Dit werk van Erasmus verscheen 500 jaar geleden maar blijft brandend actueel. Het vormt samen met zijn De lof der zotheid een sleutelwerk in de menselijke geschiedenis. Daarin schreef hij de volgende ‘opruiende’ tekst: ‘En dan de pausen, de stedehouders Christi op aarde! Stel, dat zij werkelijk eens trachtten Diens leven na te volgen, door armoede, arbeidzaamheid, onderrichting, zelfopoffering, verzaking van al het aardse; stel dat zij zich eens realiseerden wat hun naam Papa, dat is Vader, of hun titel 'Heilige Vader' betekent, wat ter wereld zal dan drukkender zijn dan het pausschap?

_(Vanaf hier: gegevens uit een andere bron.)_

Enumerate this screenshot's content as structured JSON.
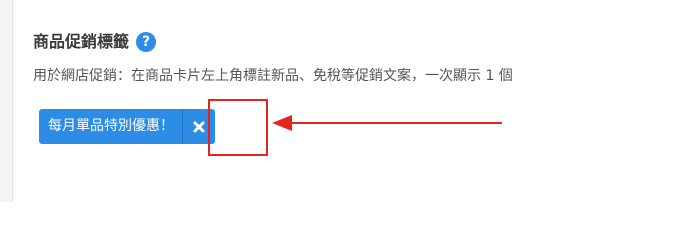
{
  "section": {
    "title": "商品促銷標籤",
    "help_icon": "question-circle-icon",
    "description": "用於網店促銷：在商品卡片左上角標註新品、免稅等促銷文案，一次顯示 1 個"
  },
  "tag": {
    "label": "每月單品特別優惠！",
    "remove_icon": "close-x-icon"
  },
  "colors": {
    "accent": "#2d8ce6",
    "annotation": "#e8221c",
    "text_primary": "#3a3a3a",
    "text_secondary": "#555555"
  }
}
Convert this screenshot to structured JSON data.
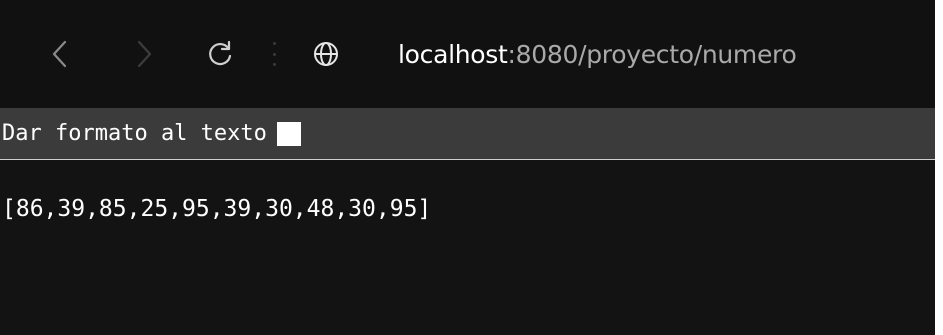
{
  "toolbar": {
    "back_icon": "chevron-left-icon",
    "forward_icon": "chevron-right-icon",
    "reload_icon": "reload-icon",
    "site_icon": "globe-icon",
    "url_host": "localhost",
    "url_rest": ":8080/proyecto/numero"
  },
  "format_bar": {
    "label": "Dar formato al texto",
    "checked": false
  },
  "content": {
    "json_text": "[86,39,85,25,95,39,30,48,30,95]"
  },
  "colors": {
    "background": "#131313",
    "format_bar": "#3b3b3b",
    "text": "#ffffff",
    "url_muted": "#a9a9a9"
  }
}
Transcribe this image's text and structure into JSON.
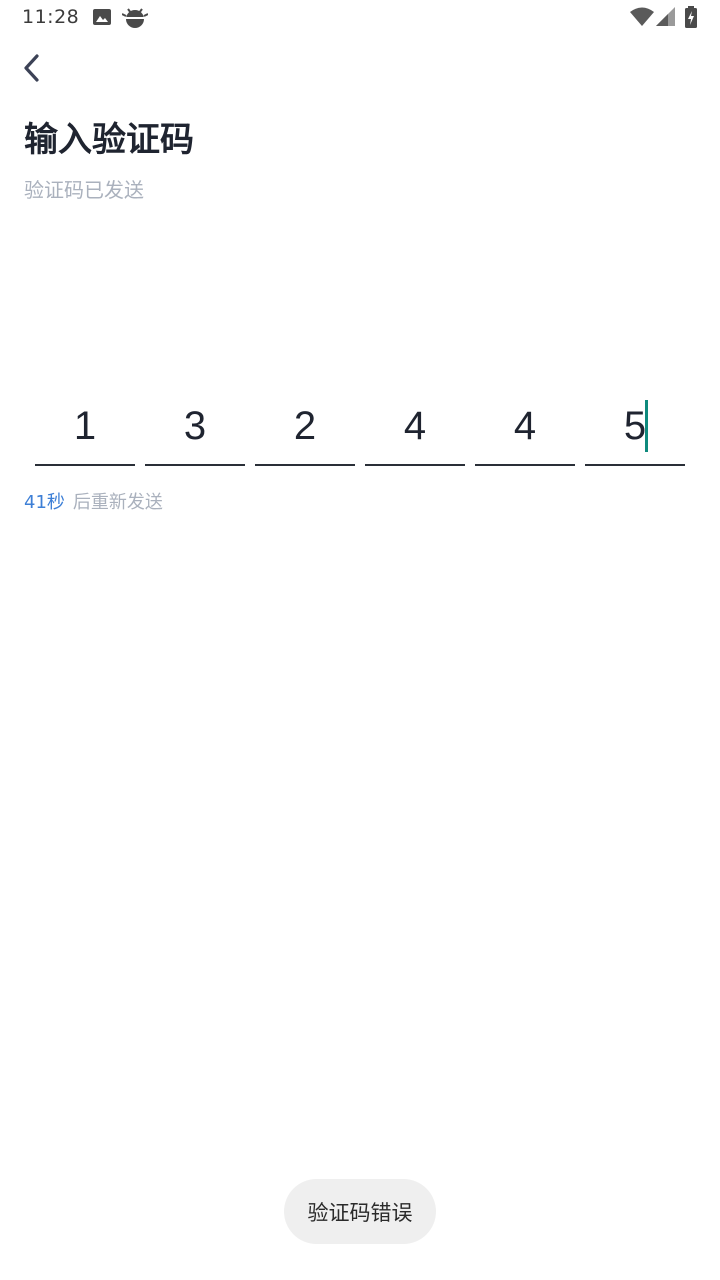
{
  "status_bar": {
    "time": "11:28",
    "icons": [
      "image-icon",
      "android-icon",
      "wifi-icon",
      "signal-icon",
      "battery-charging-icon"
    ]
  },
  "nav": {
    "back_icon": "chevron-left-icon"
  },
  "header": {
    "title": "输入验证码",
    "subtitle": "验证码已发送"
  },
  "code": {
    "digits": [
      "1",
      "3",
      "2",
      "4",
      "4",
      "5"
    ]
  },
  "resend": {
    "seconds": "41秒",
    "label": "后重新发送"
  },
  "toast": {
    "message": "验证码错误"
  },
  "colors": {
    "accent": "#3d7fd6",
    "caret": "#0e8a7d",
    "title": "#1f2430",
    "muted": "#aab1bd",
    "toast_bg": "#efefef"
  }
}
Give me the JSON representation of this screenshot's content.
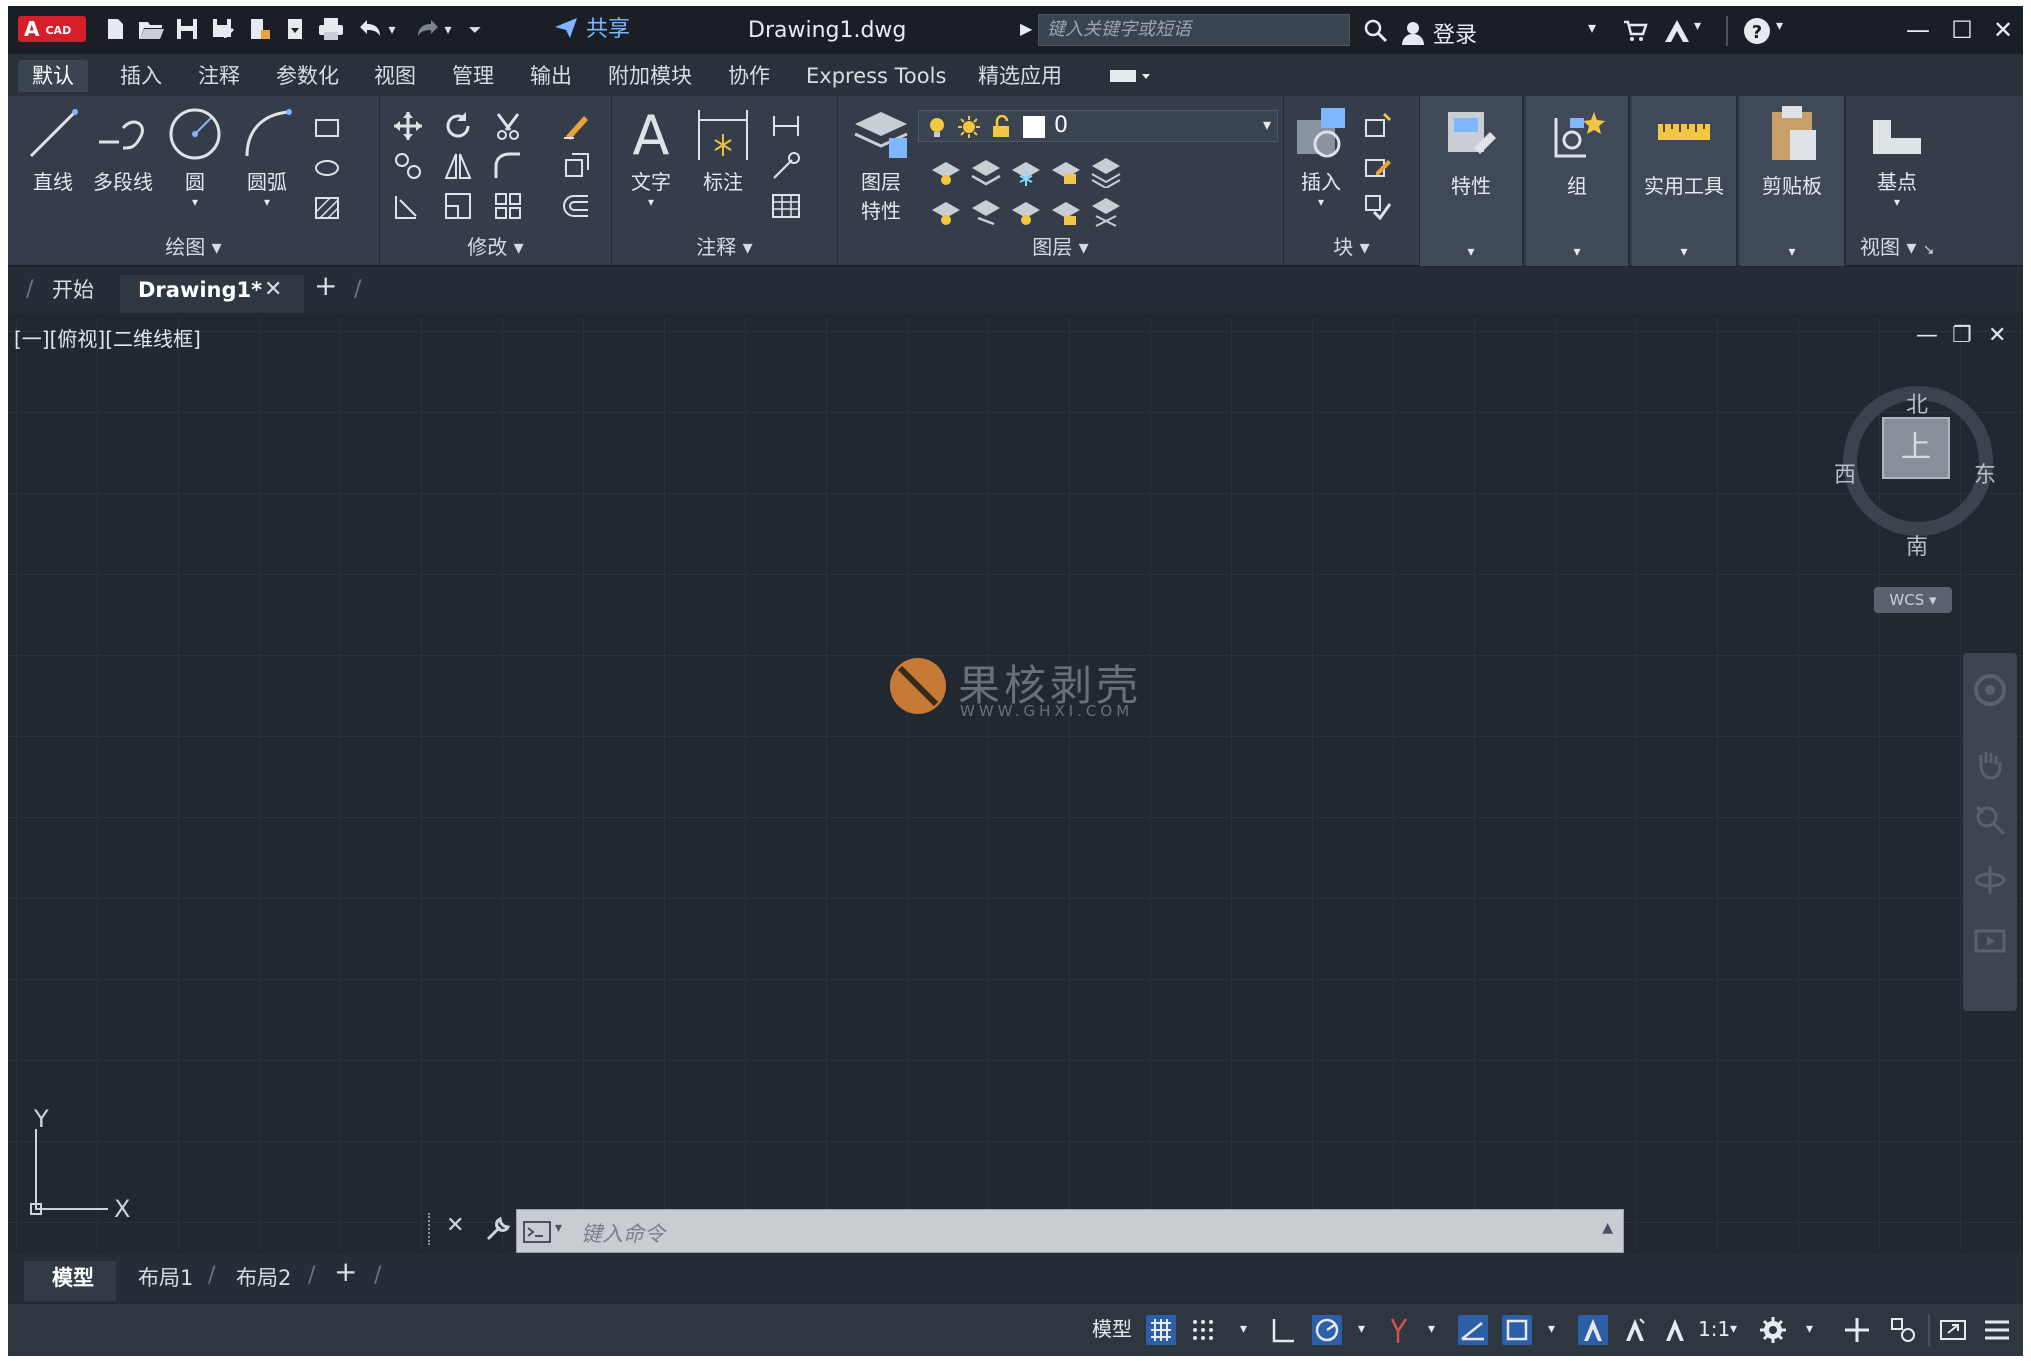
{
  "app": {
    "logo_text": "A",
    "logo_sub": "CAD",
    "doc_title": "Drawing1.dwg",
    "share_label": "共享",
    "search_placeholder": "键入关键字或短语",
    "login_label": "登录",
    "accent_color": "#2d5ea8"
  },
  "menu": {
    "tabs": [
      "默认",
      "插入",
      "注释",
      "参数化",
      "视图",
      "管理",
      "输出",
      "附加模块",
      "协作",
      "Express Tools",
      "精选应用"
    ]
  },
  "ribbon": {
    "draw": {
      "title": "绘图",
      "line": "直线",
      "polyline": "多段线",
      "circle": "圆",
      "arc": "圆弧"
    },
    "modify": {
      "title": "修改"
    },
    "annotation": {
      "title": "注释",
      "text": "文字",
      "dimension": "标注"
    },
    "layers": {
      "title": "图层",
      "layer_props_1": "图层",
      "layer_props_2": "特性",
      "current_layer": "0"
    },
    "block": {
      "title": "块",
      "insert": "插入"
    },
    "properties": "特性",
    "group": "组",
    "utilities": "实用工具",
    "clipboard": "剪贴板",
    "view": {
      "title": "视图",
      "base": "基点"
    }
  },
  "file_tabs": {
    "start": "开始",
    "drawing": "Drawing1*"
  },
  "viewport": {
    "label": "[一][俯视][二维线框]",
    "compass": {
      "north": "北",
      "south": "南",
      "east": "东",
      "west": "西",
      "top": "上"
    },
    "wcs": "WCS",
    "ucs_x": "X",
    "ucs_y": "Y"
  },
  "watermark": {
    "text": "果核剥壳",
    "sub": "WWW.GHXI.COM"
  },
  "command": {
    "placeholder": "键入命令"
  },
  "layout_tabs": [
    "模型",
    "布局1",
    "布局2"
  ],
  "status": {
    "model": "模型",
    "scale": "1:1"
  }
}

Of wie zou nog die waardigheid coute que coute willen kopen en die koop met wapenen, vergif, ja met alle denkbare machtsmiddelen tegen inbreuk willen verdedigen?’ In 1559, toen Paulus IV paus was, werden alle werken van Erasmus verboden, inclusief degene, die niets tegen de religie bevatten. Moest hij vandaag leven en schrijven dan zat Erasmus samen met Salman Rushdie en Ayaan Hirsi Ali in dezelfde situatie. Met een prijs op zijn hoofd.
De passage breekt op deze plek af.